La corsa ai test (ora un milione a settimana, 700mila fino a qualche settimana fa) è quasi più una scelta politica che medica: una strategia di questo tipo si rivela inutile perché non si basa su un sistema di laboratori sufficiente per poter elaborare rapidamente il risultato.
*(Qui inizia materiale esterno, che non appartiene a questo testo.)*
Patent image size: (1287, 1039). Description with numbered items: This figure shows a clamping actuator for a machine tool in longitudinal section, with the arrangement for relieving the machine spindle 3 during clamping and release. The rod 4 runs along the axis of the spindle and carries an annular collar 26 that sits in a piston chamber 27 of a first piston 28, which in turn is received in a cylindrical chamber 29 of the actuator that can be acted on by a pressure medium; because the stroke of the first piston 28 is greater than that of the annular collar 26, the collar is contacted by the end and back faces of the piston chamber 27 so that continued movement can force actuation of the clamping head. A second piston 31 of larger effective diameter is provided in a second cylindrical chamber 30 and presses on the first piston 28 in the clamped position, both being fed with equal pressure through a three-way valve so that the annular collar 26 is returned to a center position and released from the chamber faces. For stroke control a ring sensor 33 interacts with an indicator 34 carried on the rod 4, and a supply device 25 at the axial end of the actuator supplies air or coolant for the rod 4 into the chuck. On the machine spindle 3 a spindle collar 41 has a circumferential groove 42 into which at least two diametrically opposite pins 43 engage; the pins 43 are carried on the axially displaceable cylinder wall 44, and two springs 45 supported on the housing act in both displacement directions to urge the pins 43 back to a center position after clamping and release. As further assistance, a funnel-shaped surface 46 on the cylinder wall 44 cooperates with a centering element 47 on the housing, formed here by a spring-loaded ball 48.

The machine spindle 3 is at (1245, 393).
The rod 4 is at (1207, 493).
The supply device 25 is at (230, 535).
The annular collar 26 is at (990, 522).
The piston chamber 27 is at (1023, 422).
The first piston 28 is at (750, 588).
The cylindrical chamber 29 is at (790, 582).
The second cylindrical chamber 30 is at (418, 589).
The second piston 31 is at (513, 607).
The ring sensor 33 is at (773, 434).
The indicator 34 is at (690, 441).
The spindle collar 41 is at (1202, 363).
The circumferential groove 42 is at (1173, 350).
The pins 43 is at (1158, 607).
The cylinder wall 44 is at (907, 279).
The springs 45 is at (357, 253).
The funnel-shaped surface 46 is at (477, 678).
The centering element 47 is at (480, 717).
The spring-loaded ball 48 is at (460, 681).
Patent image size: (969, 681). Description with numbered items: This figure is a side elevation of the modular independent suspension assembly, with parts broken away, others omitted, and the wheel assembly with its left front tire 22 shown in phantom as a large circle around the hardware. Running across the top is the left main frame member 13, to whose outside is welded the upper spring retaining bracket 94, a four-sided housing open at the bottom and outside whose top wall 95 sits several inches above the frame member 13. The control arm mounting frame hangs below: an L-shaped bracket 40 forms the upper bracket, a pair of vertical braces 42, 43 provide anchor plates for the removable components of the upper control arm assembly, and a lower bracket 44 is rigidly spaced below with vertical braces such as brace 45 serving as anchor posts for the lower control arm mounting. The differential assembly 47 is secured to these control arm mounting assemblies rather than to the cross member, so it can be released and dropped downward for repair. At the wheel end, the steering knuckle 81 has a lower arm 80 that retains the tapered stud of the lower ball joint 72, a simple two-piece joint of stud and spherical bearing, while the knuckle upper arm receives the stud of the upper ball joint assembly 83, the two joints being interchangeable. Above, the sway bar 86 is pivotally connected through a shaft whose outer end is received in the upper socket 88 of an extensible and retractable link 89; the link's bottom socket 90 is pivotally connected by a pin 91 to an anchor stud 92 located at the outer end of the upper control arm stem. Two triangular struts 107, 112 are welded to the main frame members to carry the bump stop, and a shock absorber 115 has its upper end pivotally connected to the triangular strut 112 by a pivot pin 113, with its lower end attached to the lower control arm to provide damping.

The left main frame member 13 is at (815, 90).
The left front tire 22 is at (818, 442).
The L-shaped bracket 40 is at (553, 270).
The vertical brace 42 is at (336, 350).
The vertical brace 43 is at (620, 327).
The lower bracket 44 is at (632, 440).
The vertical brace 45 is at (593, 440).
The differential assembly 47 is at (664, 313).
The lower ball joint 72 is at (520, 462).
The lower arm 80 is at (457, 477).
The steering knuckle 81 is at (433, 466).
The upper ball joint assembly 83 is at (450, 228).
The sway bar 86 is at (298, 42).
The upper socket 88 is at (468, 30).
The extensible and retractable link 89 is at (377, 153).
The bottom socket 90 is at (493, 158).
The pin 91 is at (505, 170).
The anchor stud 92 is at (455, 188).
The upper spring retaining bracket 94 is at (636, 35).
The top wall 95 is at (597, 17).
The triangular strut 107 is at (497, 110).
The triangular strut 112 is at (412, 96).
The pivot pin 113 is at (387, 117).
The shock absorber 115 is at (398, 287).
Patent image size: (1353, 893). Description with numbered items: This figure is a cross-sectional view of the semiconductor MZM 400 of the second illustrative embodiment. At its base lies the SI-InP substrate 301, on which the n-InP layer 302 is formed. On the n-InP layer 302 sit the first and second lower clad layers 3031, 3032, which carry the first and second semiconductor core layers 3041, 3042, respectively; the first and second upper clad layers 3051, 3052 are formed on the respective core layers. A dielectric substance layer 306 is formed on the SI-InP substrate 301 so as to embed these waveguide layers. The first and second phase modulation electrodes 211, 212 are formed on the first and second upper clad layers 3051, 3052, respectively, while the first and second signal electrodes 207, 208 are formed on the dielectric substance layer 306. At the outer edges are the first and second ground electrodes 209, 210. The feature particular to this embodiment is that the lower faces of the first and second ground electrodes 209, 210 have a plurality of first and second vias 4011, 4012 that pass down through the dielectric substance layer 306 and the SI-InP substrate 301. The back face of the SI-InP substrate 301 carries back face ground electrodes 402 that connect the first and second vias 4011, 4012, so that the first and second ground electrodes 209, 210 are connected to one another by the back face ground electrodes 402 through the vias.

Questo rende impossibile o più complicato l’isolamento e il controllo dei contagi (la famosa catena di contaminazione).
Il 40% del personale sanitario ha dichiarato (sondaggio dell’Ordine degli Infermieri) di voler cambiare mestiere dopo la crisi del Covid: il 57% è in burn-out, un quinto non prende vacanze da marzo, le vacanze sono “congelate” in alcuni settori (ovvero: non solo le puoi prendere, ma non ti vengono nemmeno rimborsate). Gli aumenti salariali previsti si sono risolti in 90 euro in più in busta paga da settembre, più altri 90 al 1° marzo 2021.
La politica di riduzione del posti letto, in vigore dagli anni Ottanta, è costata alla Francia 69mila posti letto tra il 2003 e il 2017. Ed è continuata quest’anno, seguendo l’agenda in vigore: razionalizzazione, efficienza e risparmio. Il personale medico e ospedaliero in Francia è mobilitato con manifestazioni, prese di posizione e proposte da oltre un anno: lamentano l’assenza di strutture, di personale, di mezzi.
Per ora sono stati annunciati 15mila nuovi posti di lavoro (sapendo che il settore sanitario è sotto organico, secondo le zone e i reparti, dal 25% al 30%) sono stati fabbricati 10mila respiratori ed è stato ricostituito uno stock di maschere.